I'm new to the Big-O Notation and couldn't find any question that covers my problem of understanding. From my intuition, it is clear that for $n\rightarrow+\infty$, that $n^2+n+a$ "behaves" like $n^2$, so any function that has an upper bound in the form of $n^2+n+a$ also has an upper bound of the form $n^2$, but the $n_0$ and $c$ will be different.
Unfortunately, I fail to proof formally that this is correct. If somebody could provide a proof using the Big-O definition, I would be glad.

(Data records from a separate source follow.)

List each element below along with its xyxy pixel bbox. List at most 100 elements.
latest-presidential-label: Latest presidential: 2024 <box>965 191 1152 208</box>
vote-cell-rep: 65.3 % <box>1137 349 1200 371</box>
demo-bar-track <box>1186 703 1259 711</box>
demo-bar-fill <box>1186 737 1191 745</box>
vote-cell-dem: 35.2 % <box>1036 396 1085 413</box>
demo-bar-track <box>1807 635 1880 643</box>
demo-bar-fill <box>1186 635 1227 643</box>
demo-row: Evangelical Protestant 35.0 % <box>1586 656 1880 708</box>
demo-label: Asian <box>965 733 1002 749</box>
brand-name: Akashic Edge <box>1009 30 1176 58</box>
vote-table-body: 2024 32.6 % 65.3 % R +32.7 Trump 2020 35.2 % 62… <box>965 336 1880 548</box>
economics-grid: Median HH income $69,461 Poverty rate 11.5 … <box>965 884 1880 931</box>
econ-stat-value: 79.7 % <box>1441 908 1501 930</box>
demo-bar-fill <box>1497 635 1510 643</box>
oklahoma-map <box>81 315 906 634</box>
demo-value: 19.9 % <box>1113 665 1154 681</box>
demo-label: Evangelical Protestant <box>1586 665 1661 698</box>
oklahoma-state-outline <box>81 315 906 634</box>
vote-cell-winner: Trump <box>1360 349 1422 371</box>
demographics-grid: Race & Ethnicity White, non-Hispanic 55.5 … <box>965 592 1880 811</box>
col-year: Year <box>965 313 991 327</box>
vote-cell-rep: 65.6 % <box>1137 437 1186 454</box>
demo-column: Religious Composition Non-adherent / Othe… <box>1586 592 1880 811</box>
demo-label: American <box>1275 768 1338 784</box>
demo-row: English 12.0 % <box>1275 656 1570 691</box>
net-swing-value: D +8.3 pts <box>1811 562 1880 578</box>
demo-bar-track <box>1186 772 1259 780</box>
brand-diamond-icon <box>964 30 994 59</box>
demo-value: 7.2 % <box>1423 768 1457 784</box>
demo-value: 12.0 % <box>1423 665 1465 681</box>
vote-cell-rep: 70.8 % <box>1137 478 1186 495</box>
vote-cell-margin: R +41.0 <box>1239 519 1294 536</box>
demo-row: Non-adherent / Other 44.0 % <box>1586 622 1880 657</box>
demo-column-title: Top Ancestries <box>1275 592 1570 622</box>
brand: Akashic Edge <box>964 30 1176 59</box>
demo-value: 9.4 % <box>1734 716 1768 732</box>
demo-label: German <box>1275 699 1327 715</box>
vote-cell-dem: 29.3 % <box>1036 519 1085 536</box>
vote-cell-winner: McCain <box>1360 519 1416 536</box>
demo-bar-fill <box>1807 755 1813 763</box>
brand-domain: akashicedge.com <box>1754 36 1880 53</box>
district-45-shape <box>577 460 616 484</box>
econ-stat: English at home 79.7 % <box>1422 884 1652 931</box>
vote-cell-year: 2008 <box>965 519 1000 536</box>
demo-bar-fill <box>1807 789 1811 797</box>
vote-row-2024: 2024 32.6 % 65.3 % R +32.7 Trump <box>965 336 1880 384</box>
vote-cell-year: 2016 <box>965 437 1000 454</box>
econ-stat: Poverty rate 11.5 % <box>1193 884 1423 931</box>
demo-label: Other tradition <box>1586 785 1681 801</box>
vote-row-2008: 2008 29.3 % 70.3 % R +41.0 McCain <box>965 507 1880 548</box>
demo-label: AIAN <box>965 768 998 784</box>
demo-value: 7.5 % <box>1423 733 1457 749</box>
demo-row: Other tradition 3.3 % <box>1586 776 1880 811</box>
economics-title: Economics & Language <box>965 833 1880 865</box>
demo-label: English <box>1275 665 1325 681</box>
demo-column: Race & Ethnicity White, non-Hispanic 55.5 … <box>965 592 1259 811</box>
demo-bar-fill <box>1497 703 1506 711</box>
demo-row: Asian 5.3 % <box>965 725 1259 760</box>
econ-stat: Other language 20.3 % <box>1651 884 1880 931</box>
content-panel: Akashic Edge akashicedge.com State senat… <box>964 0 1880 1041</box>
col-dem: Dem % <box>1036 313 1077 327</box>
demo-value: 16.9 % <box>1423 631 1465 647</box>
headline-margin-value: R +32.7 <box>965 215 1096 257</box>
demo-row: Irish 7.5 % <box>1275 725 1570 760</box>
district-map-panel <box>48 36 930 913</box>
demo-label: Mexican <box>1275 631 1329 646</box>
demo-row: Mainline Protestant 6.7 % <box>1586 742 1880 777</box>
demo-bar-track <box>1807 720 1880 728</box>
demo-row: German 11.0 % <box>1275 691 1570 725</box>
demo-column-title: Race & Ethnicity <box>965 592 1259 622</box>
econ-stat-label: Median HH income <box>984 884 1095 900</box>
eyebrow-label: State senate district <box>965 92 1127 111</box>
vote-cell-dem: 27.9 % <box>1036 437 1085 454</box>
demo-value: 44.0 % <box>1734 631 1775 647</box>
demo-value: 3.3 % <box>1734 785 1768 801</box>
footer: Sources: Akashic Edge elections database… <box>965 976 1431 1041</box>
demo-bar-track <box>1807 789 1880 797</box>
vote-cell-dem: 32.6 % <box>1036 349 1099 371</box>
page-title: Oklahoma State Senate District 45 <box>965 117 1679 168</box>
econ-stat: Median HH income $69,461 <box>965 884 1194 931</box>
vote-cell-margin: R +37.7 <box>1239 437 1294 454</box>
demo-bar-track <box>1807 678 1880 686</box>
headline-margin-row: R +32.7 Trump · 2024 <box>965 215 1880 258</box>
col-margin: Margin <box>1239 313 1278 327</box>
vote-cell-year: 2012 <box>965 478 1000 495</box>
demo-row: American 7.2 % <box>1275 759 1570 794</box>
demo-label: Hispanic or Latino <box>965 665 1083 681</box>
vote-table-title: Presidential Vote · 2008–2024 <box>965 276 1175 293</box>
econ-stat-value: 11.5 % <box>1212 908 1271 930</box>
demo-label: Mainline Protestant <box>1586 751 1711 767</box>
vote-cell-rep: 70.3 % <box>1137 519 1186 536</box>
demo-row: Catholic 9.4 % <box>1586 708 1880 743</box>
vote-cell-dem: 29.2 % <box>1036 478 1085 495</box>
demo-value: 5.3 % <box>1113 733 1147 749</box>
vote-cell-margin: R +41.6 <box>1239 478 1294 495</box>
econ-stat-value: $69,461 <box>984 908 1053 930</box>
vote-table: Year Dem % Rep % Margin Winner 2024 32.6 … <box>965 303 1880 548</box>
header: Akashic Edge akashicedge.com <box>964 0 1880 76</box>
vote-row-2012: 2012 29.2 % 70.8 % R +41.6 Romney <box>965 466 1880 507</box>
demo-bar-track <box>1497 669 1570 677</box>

Let $f(n) \in \mathcal O(n^2 +n+a)$ with $$f(n) \le c_0 (n^2 +n+a)\quad\forall n\ge n_0$$
Now chose $n_1 = \max(a, 2, n_0)$ such that $n_1^2 \ge n_1 +a$. Then $$f(n) \le c_0 (n^2 + n + a) = c_0 n^2 + c_0 (n+a) \le c_0 n^2 + c_0 n^2 = 2c_0 n^2 \quad\forall n \ge n_1$$ Thus $f(n) \in \mathcal O(n^2)$ for constants $n_1$ and $c_1 := 2c_0$.
More generally you can prove that $f\in\mathcal O(g)$ and $g\in \mathcal O(h)$ implies $f\in\mathcal O(h)$ as well as $\mathcal O(g) = \mathcal O(f + g)$.